In 2012, the Ohio University football team had plenty of success on the field as it opened the year 7-0, cracked into the Top 25 rankings and captured their second-consecutive bowl victory. The result of that success was the addition of Cleon Aloese.
On February 6, 2013, Aloese inked a National Letter of Intent to play college football for Ohio University. The addition of the 6 foot, 296 pound a defensive lineman from Tafuna High School in Pago Pago, American Samoa proved the Bobcats could recruit anywhere.
American Samoa is a small territory located in the South Pacific Ocean, made up of five main islands, surrounded by beautiful beaches and crystal clear water. American Samoa has just under 57,000 people, with its capital city Pago Pago having just over 4,100 people.
In size, American Samoa has a total land area of 76.1 square miles which is just above the size of Washington D.C., and far less than that Athens County, Ohio, which comes in at 508.44 square miles.
Despite its very small size, American Samoa has a rich football culture. It has been estimated that a Samoan male is anywhere from 40 to 56 times more likely to play in the NFL than a non-Samoan American. Professionally, there are about 30 players with Samoan decent currently playing in the NFL, most of which are from American Samoa.
In addition to that, there are more than 200 Samoans playing NCAA Division I football.

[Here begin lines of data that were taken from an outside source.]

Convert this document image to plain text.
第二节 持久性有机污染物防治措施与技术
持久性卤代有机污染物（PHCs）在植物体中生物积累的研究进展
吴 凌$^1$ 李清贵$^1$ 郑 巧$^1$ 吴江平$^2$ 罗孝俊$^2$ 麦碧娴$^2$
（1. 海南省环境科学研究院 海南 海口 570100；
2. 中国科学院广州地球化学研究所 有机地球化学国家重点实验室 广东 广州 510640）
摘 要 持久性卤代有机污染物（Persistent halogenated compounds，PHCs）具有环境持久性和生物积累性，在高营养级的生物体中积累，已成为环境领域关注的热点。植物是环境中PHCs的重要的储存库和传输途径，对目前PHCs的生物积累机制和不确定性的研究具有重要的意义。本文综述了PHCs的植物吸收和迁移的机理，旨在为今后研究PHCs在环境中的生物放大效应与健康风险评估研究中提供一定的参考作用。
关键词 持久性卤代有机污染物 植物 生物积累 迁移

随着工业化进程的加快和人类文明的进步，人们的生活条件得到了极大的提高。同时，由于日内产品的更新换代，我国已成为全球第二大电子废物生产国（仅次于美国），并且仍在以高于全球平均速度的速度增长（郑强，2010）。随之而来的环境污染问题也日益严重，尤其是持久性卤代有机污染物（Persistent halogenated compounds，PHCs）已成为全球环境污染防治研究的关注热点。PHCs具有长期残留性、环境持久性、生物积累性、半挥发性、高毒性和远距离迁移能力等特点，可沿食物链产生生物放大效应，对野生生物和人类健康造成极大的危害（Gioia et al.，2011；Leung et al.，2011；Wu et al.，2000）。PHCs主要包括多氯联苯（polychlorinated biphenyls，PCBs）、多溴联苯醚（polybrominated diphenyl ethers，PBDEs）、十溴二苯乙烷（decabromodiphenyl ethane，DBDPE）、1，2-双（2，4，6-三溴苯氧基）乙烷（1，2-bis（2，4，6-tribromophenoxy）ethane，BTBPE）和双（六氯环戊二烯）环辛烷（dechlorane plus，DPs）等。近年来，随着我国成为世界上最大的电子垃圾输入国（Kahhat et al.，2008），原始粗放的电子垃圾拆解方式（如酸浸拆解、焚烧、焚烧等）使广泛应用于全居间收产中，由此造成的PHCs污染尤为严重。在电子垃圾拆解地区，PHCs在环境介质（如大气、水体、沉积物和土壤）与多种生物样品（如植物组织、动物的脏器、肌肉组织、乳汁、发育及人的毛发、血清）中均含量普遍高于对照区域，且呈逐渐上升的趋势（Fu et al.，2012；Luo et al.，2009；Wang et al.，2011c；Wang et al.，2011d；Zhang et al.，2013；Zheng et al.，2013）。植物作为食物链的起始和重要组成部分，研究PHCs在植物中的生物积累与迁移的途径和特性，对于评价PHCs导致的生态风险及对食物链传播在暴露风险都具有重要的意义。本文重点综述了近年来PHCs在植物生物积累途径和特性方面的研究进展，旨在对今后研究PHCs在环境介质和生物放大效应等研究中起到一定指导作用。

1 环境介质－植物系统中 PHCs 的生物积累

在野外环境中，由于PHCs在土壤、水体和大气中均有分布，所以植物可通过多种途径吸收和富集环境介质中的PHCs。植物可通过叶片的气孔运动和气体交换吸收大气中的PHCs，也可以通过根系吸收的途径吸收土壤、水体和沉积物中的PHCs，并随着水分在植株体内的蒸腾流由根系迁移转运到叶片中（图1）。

Aloese was recruited by defensive line coach Jesse Williams, who joined the Bobcats' staff prior to the 2012 season.
"Cleon is a very tough, physical player who always works hard and has great discipline," Williams said. "He is a very likeable guy and a joy to coach every day."
Aloese, a member of the All-Polynesian All-American Team during his senior year at Tafuna said that Ohio University was a fit for him for many different reasons.
"Not only is the team very good, with a lot of talent coming back this year, but I plan to study communications, and Ohio has an excellent program," Aloese said. "I also loved the campus when I visited and I have family in the Dayton area. Ohio was the perfect fit for me."
Aloese's trip to Athens in July was an advantage in itself, the trip took more than 30 hours by plane. After living in Athens for about a month now, he says he loves it.
Outside of football, he is enjoying all the new friends he has made. Although it is tough for him to be so far from his family, he is getting used to living on the mainland as well as the different culture that comes along with it.
Cleon says he is not surprised that he ended up playing football and going to school here. This is a similar path to that which his older brother Carrington took. Carrington is a sophomore defensive lineman at Alcorn State University, while his other brother Christopher is in the military. Cleon said that his parents always placed a lot of importance on all three children getting the best education possible. Hi and that has led him to Ohio University.
Although it is not certain exactly what Aloese's role will be on this year's team, coach Williams said he would not be surprised if he made an immediate impact as a freshman.
As far as Aloese is concerned, he is very excited to start the season on a national stage, and experience college football for himself. But, more importantly he just wants to improve his game, get better and help his teammates win as many games as possible.
As Ohio football heads toward the end of fall camp, there is no way to tell how the season will unfold for Aloese or the rest of the Bobcats but expectations are high and the motto is clear: Finish, No Regrets!